Même en observant la liste des « facteurs limités », difficile d’y déceler le rôle de pesticides. Les études ont travaillé sur des produits régulièrement associés à d’autres cancers… et les ont plutôt écartés : la viande rouge (« résultats contradictoires ») ou encore le café (dont le rôle est jugé « peu probable »).
S’agissant de l’alcool, une toute nouvelle étude publiée mardi dernier confirme une augmentation : « Chaque dose supplémentaire de 10 g/jour d’alcool (un verre) est associée à une augmentation de 3 % en moyenne », indiquent les chercheurs.
Pas de lien (avéré) avec les pesticides
Et les pesticides, alors ? Ils ont été rangés dans les « facteurs professionnels » – suggérant une exposition forte et régulière : les premières victimes humaines de pesticides dangereux sont souvent les agriculteurs eux-mêmes. Sur ce point, le centre Léon-Bérard observe « des résultats contradictoires », avec « une seule étude « controversée » mettant en évidence un lien « entre expositions aux pesticides et cancer du pancréas ». Surtout, en 2015, « une vaste étude cas-témoins » montre qu’« aucune association n’a été observée pour une quelconque exposition aux pesticides en général ou à l’un des sous-groupes de pesticides ».
Dès lors, les réseaux sociaux se sont empressés de condamner les propos de Sandrine Rousseau, comme Jérôme Barrière, un oncologue très actif sur X : « Je n’ai trouvé aucun lien entre cette molécule et cancer du pancréas. Ce qui est terrible c’est que Mme Rousseau parle d’une généralité et ensuite infère qu’un lien existerait forcément avec son sujet du moment en ignorant totalement les autres facteurs de risque. C’est politisé », regrette-t-il.
Les agriculteurs moins touchés…
Il observe aussi, études à l’appui, que le taux d’incidence de cancers du pancréas est plus faible… chez les agriculteurs que dans la population générale – sans conclure toutefois à une relation de cause à effet.

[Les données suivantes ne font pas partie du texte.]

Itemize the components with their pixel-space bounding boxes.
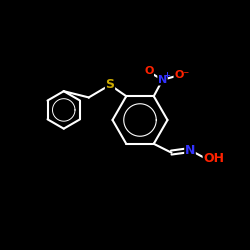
Text: N: N <box>158 75 167 85</box>
Text: +: + <box>163 71 170 80</box>
Text: OH: OH <box>203 152 224 165</box>
Text: O⁻: O⁻ <box>174 70 190 80</box>
Text: S: S <box>106 78 114 92</box>
Text: N: N <box>185 144 195 156</box>
Text: O: O <box>144 66 154 76</box>
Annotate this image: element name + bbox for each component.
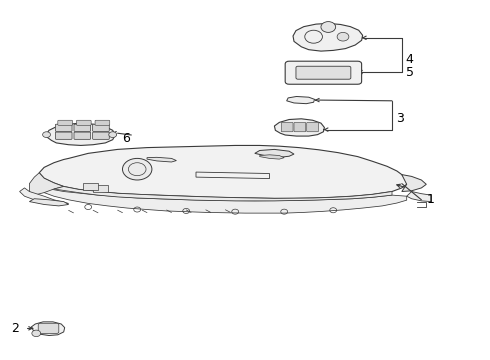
- FancyBboxPatch shape: [95, 120, 110, 125]
- Text: 1: 1: [426, 193, 434, 206]
- Circle shape: [32, 330, 41, 337]
- Polygon shape: [287, 96, 315, 104]
- Polygon shape: [260, 155, 284, 159]
- Text: 4: 4: [406, 53, 414, 66]
- Polygon shape: [402, 175, 426, 192]
- Text: 3: 3: [396, 112, 404, 125]
- Polygon shape: [47, 123, 115, 145]
- Polygon shape: [83, 183, 98, 190]
- FancyBboxPatch shape: [58, 120, 73, 125]
- FancyBboxPatch shape: [55, 132, 72, 139]
- FancyBboxPatch shape: [296, 66, 351, 79]
- Text: 2: 2: [11, 322, 19, 335]
- Circle shape: [321, 22, 336, 32]
- Polygon shape: [407, 192, 431, 202]
- Polygon shape: [39, 145, 407, 198]
- Polygon shape: [293, 23, 363, 51]
- FancyBboxPatch shape: [38, 323, 59, 333]
- Polygon shape: [274, 119, 324, 136]
- Polygon shape: [196, 172, 270, 179]
- FancyBboxPatch shape: [55, 124, 72, 131]
- FancyBboxPatch shape: [76, 120, 91, 125]
- FancyBboxPatch shape: [93, 124, 109, 131]
- Text: 5: 5: [406, 66, 414, 78]
- Polygon shape: [54, 186, 392, 201]
- FancyBboxPatch shape: [74, 132, 91, 139]
- Circle shape: [122, 158, 152, 180]
- FancyBboxPatch shape: [93, 132, 109, 139]
- Polygon shape: [20, 188, 69, 205]
- Polygon shape: [29, 173, 64, 195]
- Polygon shape: [147, 157, 176, 162]
- Circle shape: [43, 132, 50, 138]
- Polygon shape: [255, 149, 294, 157]
- FancyBboxPatch shape: [307, 122, 318, 132]
- FancyBboxPatch shape: [281, 122, 293, 132]
- Polygon shape: [29, 199, 69, 206]
- Polygon shape: [31, 322, 65, 336]
- Polygon shape: [44, 188, 407, 213]
- Polygon shape: [93, 185, 108, 192]
- Text: 6: 6: [122, 132, 130, 145]
- Circle shape: [337, 32, 349, 41]
- Circle shape: [109, 132, 117, 138]
- FancyBboxPatch shape: [285, 61, 362, 84]
- FancyBboxPatch shape: [294, 122, 306, 132]
- FancyBboxPatch shape: [74, 124, 91, 131]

Contactée également sur le lien entre les pesticides en général et le cancer du pancréas, Sandrine Rousseau maintient ses affirmations : elle cite une étude dont Le Monde s’est fait écho, faisant le lien « entre la répartition géographique du risque de contracter cette maladie et l’utilisation locale des pesticides ».
Des travaux qui, toutefois, n’écartent pas d’autres facteurs, comme le précise l’article : « Ces travaux, à eux seuls, ne permettent pas d’expliquer la progression rapide de la maladie, mais ils ouvrent une voie de recherche peu défrichée jusqu’à présent. » L’apparition de cancers étant souvent tardive, ils peuvent aussi avoir été causés par des produits interdits depuis plusieurs années, mais longtemps utilisés dans un secteur donné.
Dysfonctionnements érectiles chez l’homme
L’acétamipride n’est pas pour autant inoffensif : il est considéré comme hautement toxique pour les oiseaux et les vers de terre, et modérément toxique pour les organismes aquatiques. Son utilisation menace la chaîne alimentaire et donc la biodiversité – comme le défend aussi Sandrine Rousseau dans cette même émission. Mais sans risque cancérogène avéré à ce jour. En revanche, classé comme « faiblement toxique » chez l’être humain et certains mammifères, il constitue une des causes des dysfonctionnements érectiles chez l’homme, ainsi que d’infertilité masculine selon une étude de 2015.
Reste une inconnue, encore trop peu étudiée : l’effet « cocktail » de certains produits qui, combinés entre eux, accumulés dans la nature et/ou le corps humain, ou encore associés à d’autres substances naturelles ou non, est suspecté d’effets néfastes sur la santé.